Getting Windows users to switch over to Mono is bound to be an uphill battle, since they have Microsoft's .Net as a native application. On the other hand, Windows ports are already available for a great many other toolkits and libraries that originated on Linux, such as GTK+. That opens up the possibility of running Mono applications in addition to those written for .Net itself.
The distinction is that Mono implements not only the core ECMA/ISO .Net Framework, but a slew of class libraries to integrate that framework with GNOME, Mozilla, and other technologies. And most of the Mono apps familiar to Linux users -- such as F-Spot, Beagle, and Banshee -- make use of external libraries like GTK# to bind to the aforementioned non-.Net components.
The good news is that GTK#, GNOME, Mozilla, and most of the other components are concurrently developed for other Unix-like systems. That means that the BSDs and Solaris can use Mono apps like F-Spot and Beagle without much hassle.
The current state of Mac support
That brings us to Mac OS X, where Linux emigrants have long grappled with less-than-fluid integration between Apple's native APIs and components brought over from other operating systems.
In truth, 100% .Net applications run well on OS X. For example, Novell offers its own iFolder product for OS X -- equally supported alongside Windows and Linux. De Icaza also pointed me to a pair of interesting third-party applications: the 3-D game engine Unity and the instant messenger/social-network combo imeem.
Both are Windows-and-Mac products that utilize .Net on the former platform and Mono on the latter. To simplify matters for the end user, they both bundle the Mono runtime inside their OS X deployments. The end user need never even know.
For the Mac purist, then, Mono is clear win. But when you start craving those fancy Linux apps, things get complicated.
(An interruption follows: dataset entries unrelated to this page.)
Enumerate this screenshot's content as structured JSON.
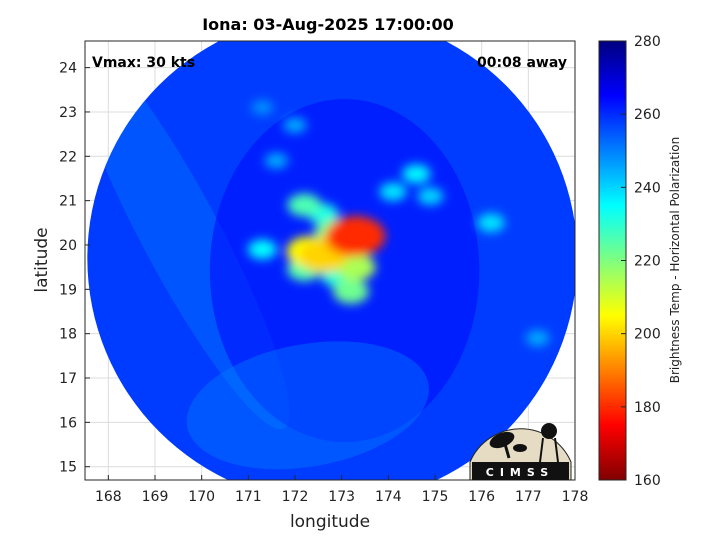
{
  "chart_data": {
    "type": "heatmap",
    "title": "Iona: 03-Aug-2025 17:00:00",
    "xlabel": "longitude",
    "ylabel": "latitude",
    "xlim": [
      167.5,
      178
    ],
    "ylim": [
      14.7,
      24.6
    ],
    "xticks": [
      168,
      169,
      170,
      171,
      172,
      173,
      174,
      175,
      176,
      177,
      178
    ],
    "yticks": [
      15,
      16,
      17,
      18,
      19,
      20,
      21,
      22,
      23,
      24
    ],
    "grid": true,
    "annotations": {
      "left": "Vmax: 30 kts",
      "right": "00:08 away"
    },
    "colorbar": {
      "label": "Brightness Temp - Horizontal Polarization",
      "range": [
        160,
        280
      ],
      "ticks": [
        160,
        180,
        200,
        220,
        240,
        260,
        280
      ],
      "colormap": "jet"
    },
    "swath": {
      "center": [
        172.8,
        19.7
      ],
      "radius_deg_lon": 5.25,
      "background_tb": 258
    },
    "features": [
      {
        "lon": 172.0,
        "lat": 22.7,
        "tb": 245
      },
      {
        "lon": 171.3,
        "lat": 23.1,
        "tb": 248
      },
      {
        "lon": 171.6,
        "lat": 21.9,
        "tb": 245
      },
      {
        "lon": 172.2,
        "lat": 20.9,
        "tb": 226
      },
      {
        "lon": 172.6,
        "lat": 20.7,
        "tb": 232
      },
      {
        "lon": 172.8,
        "lat": 20.3,
        "tb": 222
      },
      {
        "lon": 172.3,
        "lat": 19.85,
        "tb": 205
      },
      {
        "lon": 172.6,
        "lat": 19.75,
        "tb": 200
      },
      {
        "lon": 173.1,
        "lat": 20.1,
        "tb": 198
      },
      {
        "lon": 173.3,
        "lat": 20.2,
        "tb": 180
      },
      {
        "lon": 173.3,
        "lat": 19.5,
        "tb": 215
      },
      {
        "lon": 173.2,
        "lat": 18.95,
        "tb": 222
      },
      {
        "lon": 172.9,
        "lat": 19.3,
        "tb": 230
      },
      {
        "lon": 172.2,
        "lat": 19.45,
        "tb": 225
      },
      {
        "lon": 171.3,
        "lat": 19.9,
        "tb": 235
      },
      {
        "lon": 174.6,
        "lat": 21.6,
        "tb": 236
      },
      {
        "lon": 174.1,
        "lat": 21.2,
        "tb": 238
      },
      {
        "lon": 174.9,
        "lat": 21.1,
        "tb": 240
      },
      {
        "lon": 176.2,
        "lat": 20.5,
        "tb": 238
      },
      {
        "lon": 177.2,
        "lat": 17.9,
        "tb": 245
      }
    ]
  },
  "logo": {
    "text": "CIMSS"
  }
}
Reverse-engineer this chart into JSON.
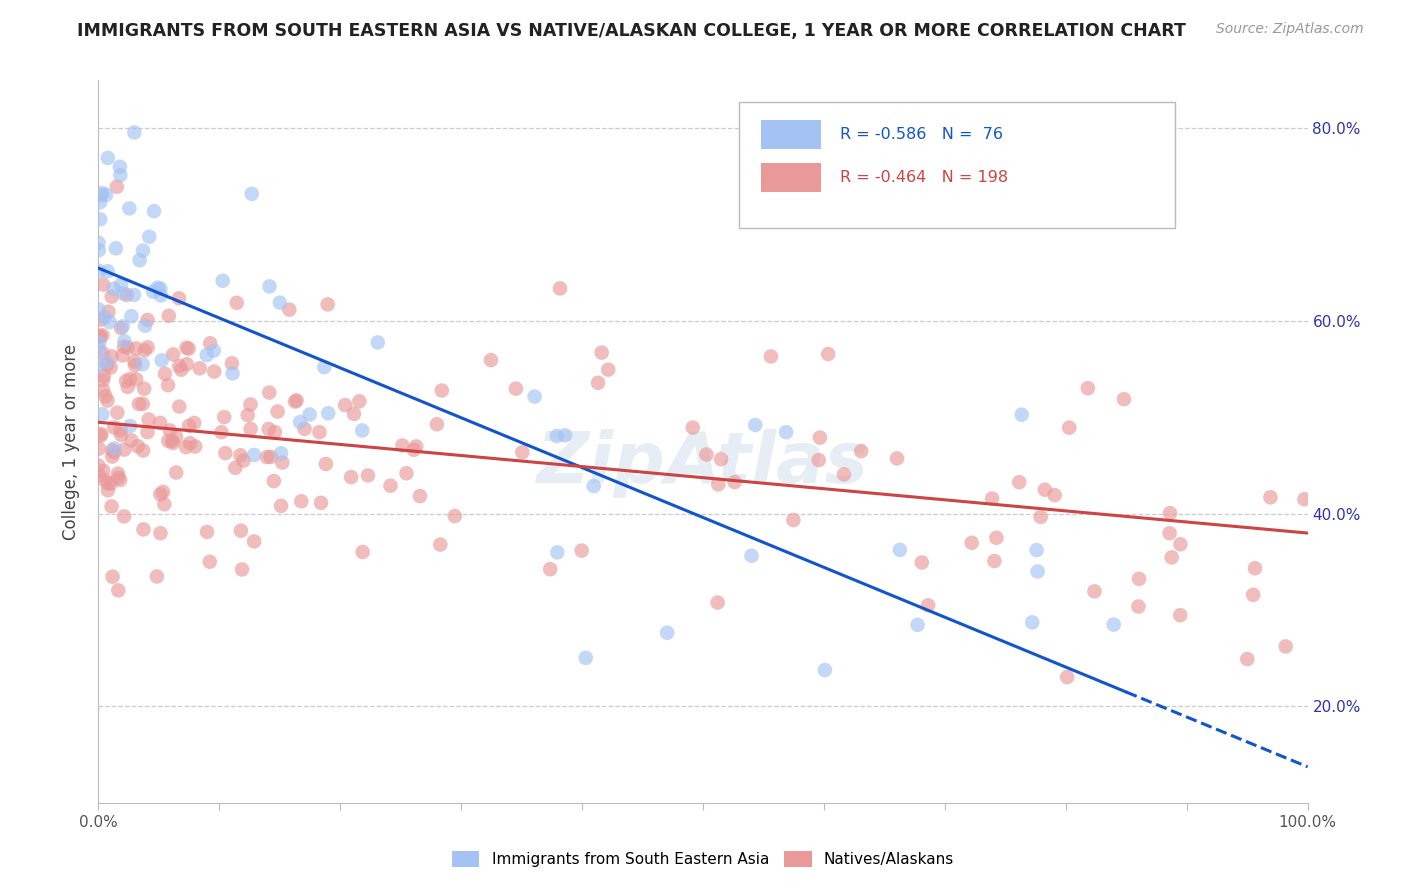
{
  "title": "IMMIGRANTS FROM SOUTH EASTERN ASIA VS NATIVE/ALASKAN COLLEGE, 1 YEAR OR MORE CORRELATION CHART",
  "source": "Source: ZipAtlas.com",
  "ylabel": "College, 1 year or more",
  "xlim": [
    0.0,
    1.0
  ],
  "ylim": [
    0.1,
    0.85
  ],
  "ytick_positions": [
    0.2,
    0.4,
    0.6,
    0.8
  ],
  "ytick_labels": [
    "20.0%",
    "40.0%",
    "60.0%",
    "80.0%"
  ],
  "blue_R": -0.586,
  "blue_N": 76,
  "pink_R": -0.464,
  "pink_N": 198,
  "blue_color": "#a4c2f4",
  "pink_color": "#ea9999",
  "blue_line_color": "#1155cc",
  "pink_line_color": "#cc4444",
  "watermark": "ZipAtlas",
  "legend_label_blue": "Immigrants from South Eastern Asia",
  "legend_label_pink": "Natives/Alaskans",
  "blue_line_x0": 0.0,
  "blue_line_y0": 0.655,
  "blue_line_x1": 0.85,
  "blue_line_y1": 0.215,
  "pink_line_x0": 0.0,
  "pink_line_y0": 0.495,
  "pink_line_x1": 1.0,
  "pink_line_y1": 0.38
}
Unlike the BSDs and Solaris, the imported Linux components are supported by neither Apple nor the Mono Project itself. In particular, virtually all Linux apps written for Mono depend on GTK#, the .Net bindings for the GTK+ toolkit (GTK# contains bindings to other GNOME libraries as well, but far and away the most critical one is GTK+).
Most Linux junkies on OS X make use of the Fink porting and packaging project to fill their free software vacancies. As of the current (0.8.1) release, Fink maintains OS X ports for more than 6,500 packages, including the entire GNOME desktop environment.
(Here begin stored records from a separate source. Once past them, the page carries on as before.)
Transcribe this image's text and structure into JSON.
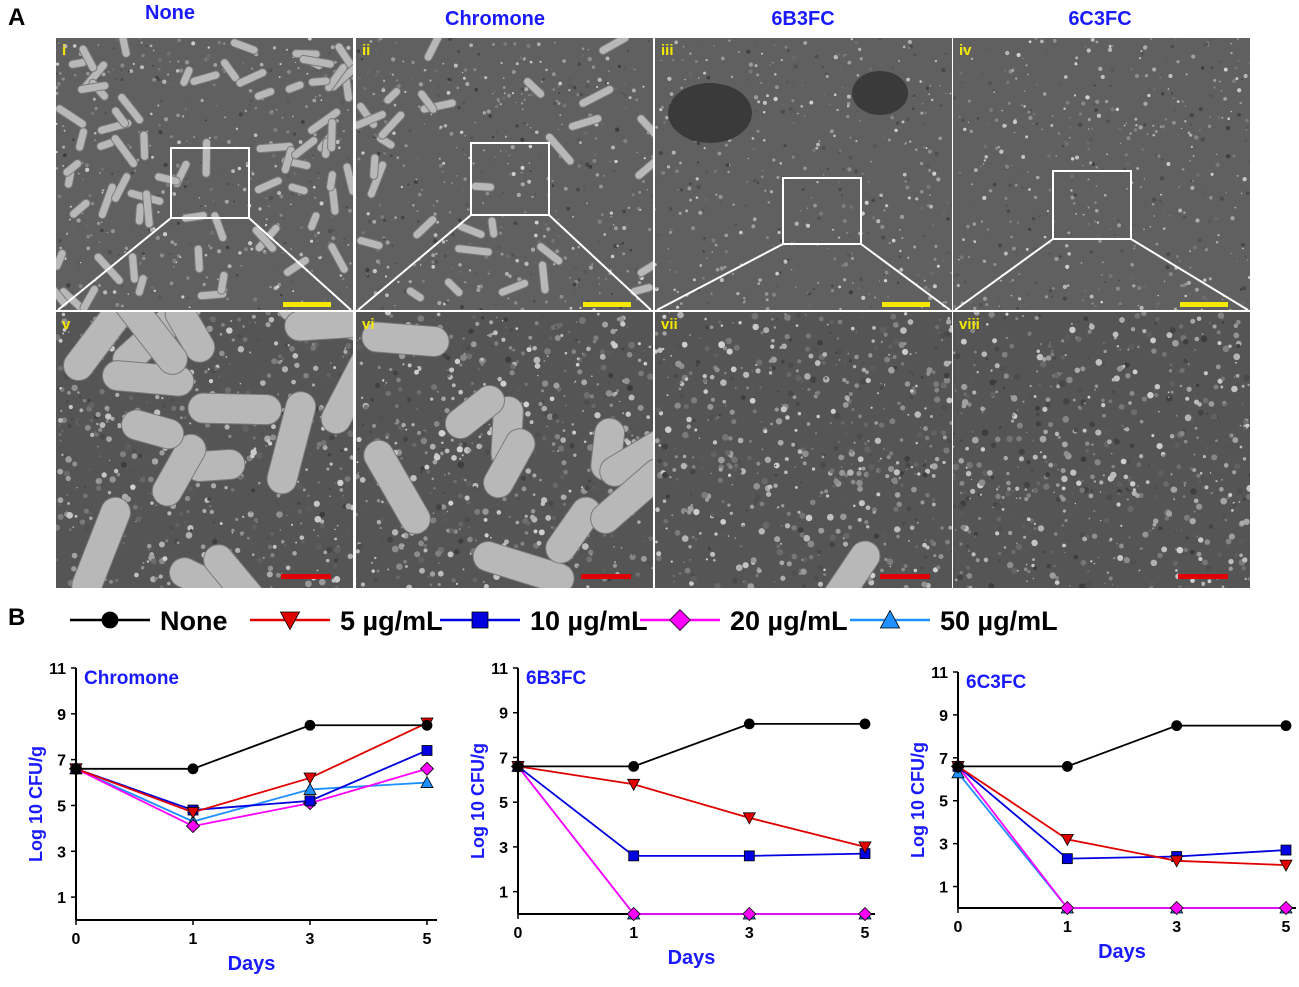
{
  "panel_a": {
    "letter": "A",
    "columns": [
      "None",
      "Chromone",
      "6B3FC",
      "6C3FC"
    ],
    "top_labels": [
      "i",
      "ii",
      "iii",
      "iv"
    ],
    "bottom_labels": [
      "v",
      "vi",
      "vii",
      "viii"
    ],
    "colors": {
      "title": "#1a1aff",
      "roman": "#f5e800",
      "scale_top": "#f5e800",
      "scale_bottom": "#e00000"
    }
  },
  "panel_b": {
    "letter": "B",
    "legend": [
      {
        "label": "None",
        "color": "#000000",
        "marker": "circle"
      },
      {
        "label": "5 µg/mL",
        "color": "#e00000",
        "marker": "triangle-down"
      },
      {
        "label": "10 µg/mL",
        "color": "#0000e0",
        "marker": "square"
      },
      {
        "label": "20 µg/mL",
        "color": "#ff00ff",
        "marker": "diamond"
      },
      {
        "label": "50 µg/mL",
        "color": "#1e90ff",
        "marker": "triangle-up"
      }
    ]
  },
  "chart_data": [
    {
      "type": "line",
      "title": "Chromone",
      "xlabel": "Days",
      "ylabel": "Log 10 CFU/g",
      "x": [
        0,
        1,
        3,
        5
      ],
      "ylim": [
        0,
        11
      ],
      "yticks": [
        1,
        3,
        5,
        7,
        9,
        11
      ],
      "series": [
        {
          "name": "None",
          "values": [
            6.6,
            6.6,
            8.5,
            8.5
          ]
        },
        {
          "name": "5 µg/mL",
          "values": [
            6.6,
            4.7,
            6.2,
            8.6
          ]
        },
        {
          "name": "10 µg/mL",
          "values": [
            6.6,
            4.8,
            5.2,
            7.4
          ]
        },
        {
          "name": "20 µg/mL",
          "values": [
            6.6,
            4.1,
            5.1,
            6.6
          ]
        },
        {
          "name": "50 µg/mL",
          "values": [
            6.6,
            4.3,
            5.7,
            6.0
          ]
        }
      ]
    },
    {
      "type": "line",
      "title": "6B3FC",
      "xlabel": "Days",
      "ylabel": "Log 10 CFU/g",
      "x": [
        0,
        1,
        3,
        5
      ],
      "ylim": [
        0,
        11
      ],
      "yticks": [
        1,
        3,
        5,
        7,
        9,
        11
      ],
      "series": [
        {
          "name": "None",
          "values": [
            6.6,
            6.6,
            8.5,
            8.5
          ]
        },
        {
          "name": "5 µg/mL",
          "values": [
            6.6,
            5.8,
            4.3,
            3.0
          ]
        },
        {
          "name": "10 µg/mL",
          "values": [
            6.6,
            2.6,
            2.6,
            2.7
          ]
        },
        {
          "name": "20 µg/mL",
          "values": [
            6.6,
            0.0,
            0.0,
            0.0
          ]
        },
        {
          "name": "50 µg/mL",
          "values": [
            6.6,
            0.0,
            0.0,
            0.0
          ]
        }
      ]
    },
    {
      "type": "line",
      "title": "6C3FC",
      "xlabel": "Days",
      "ylabel": "Log 10 CFU/g",
      "x": [
        0,
        1,
        3,
        5
      ],
      "ylim": [
        0,
        11
      ],
      "yticks": [
        1,
        3,
        5,
        7,
        9,
        11
      ],
      "series": [
        {
          "name": "None",
          "values": [
            6.6,
            6.6,
            8.5,
            8.5
          ]
        },
        {
          "name": "5 µg/mL",
          "values": [
            6.6,
            3.2,
            2.2,
            2.0
          ]
        },
        {
          "name": "10 µg/mL",
          "values": [
            6.6,
            2.3,
            2.4,
            2.7
          ]
        },
        {
          "name": "20 µg/mL",
          "values": [
            6.6,
            0.0,
            0.0,
            0.0
          ]
        },
        {
          "name": "50 µg/mL",
          "values": [
            6.3,
            0.0,
            0.0,
            0.0
          ]
        }
      ]
    }
  ]
}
The official Mono on OS X installation instructions recommend installing the dependencies through Fink, then compiling GTK# from source in a process described as "a little effort-intensive."
Actually, running familiar Mono apps like Banshee on OS X is at present a herculean ordeal. You need to install the Mono package for OS X, then a bevy of ported Linux libraries via Fink, and then compile GTK# from source.
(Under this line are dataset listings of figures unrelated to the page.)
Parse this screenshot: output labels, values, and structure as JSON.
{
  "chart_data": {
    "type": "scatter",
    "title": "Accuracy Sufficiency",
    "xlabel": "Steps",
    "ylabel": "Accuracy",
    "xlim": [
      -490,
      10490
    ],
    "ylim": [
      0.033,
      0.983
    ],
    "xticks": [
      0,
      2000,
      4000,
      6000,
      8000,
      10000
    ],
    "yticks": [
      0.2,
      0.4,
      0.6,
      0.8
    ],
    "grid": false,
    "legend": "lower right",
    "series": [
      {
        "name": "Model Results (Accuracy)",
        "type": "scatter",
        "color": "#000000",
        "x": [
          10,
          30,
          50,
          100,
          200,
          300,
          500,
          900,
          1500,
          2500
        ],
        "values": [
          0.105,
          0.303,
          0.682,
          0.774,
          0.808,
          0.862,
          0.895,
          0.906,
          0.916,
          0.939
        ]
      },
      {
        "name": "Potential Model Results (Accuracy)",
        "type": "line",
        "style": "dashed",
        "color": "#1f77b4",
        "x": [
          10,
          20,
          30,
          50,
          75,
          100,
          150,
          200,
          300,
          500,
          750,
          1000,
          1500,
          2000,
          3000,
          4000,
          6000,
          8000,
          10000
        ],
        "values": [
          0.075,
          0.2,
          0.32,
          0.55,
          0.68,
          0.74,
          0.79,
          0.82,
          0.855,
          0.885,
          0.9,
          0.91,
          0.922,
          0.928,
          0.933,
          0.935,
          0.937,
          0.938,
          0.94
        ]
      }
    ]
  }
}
Native GTK+ -> Native GTK# -> Linux apps on OS X
A brighter future may be on the horizon, though. De Icaza points out that even with GTK+ installed, Mono apps that utilize it still depend on Apple's X11 implementation, not OS X's native GUI toolkit. But, he adds, a native OS X port of GTK+ is in the works.
Once it reaches stability, the Mono Project will be able to package it up with a GTK# installer and bundle it with their OS X Mono deployment, both simplifying the installation procedure and providing users with better-integrated applications.
The independent development house Imendio AB is leading the work on the OS X port of GTK+. Imendio's effort consists of supporting developer time and working within the main branch of GTK+, not of creating a separate OS X fork of the code.
You can follow their progress at the project page on Imendio's company wiki. There the company also maintains a roadmap, to-do list, and build instructions. Currently building GTK+ for OS X requires checking out the code from GNOME CVS.
Free software has an important role to play even on non-free operating systems. Mac aficionados have (regrettably) earned a reputation for hostility toward ports of Linux applications, stemming from an attitude that OS X is a "better" Unix than Linux, therefore Linux apps are something of a downgrade. A cross-platform framework like Mono could in theory help those users discover some great new apps for themselves. As of right now, though, we're still a long way off.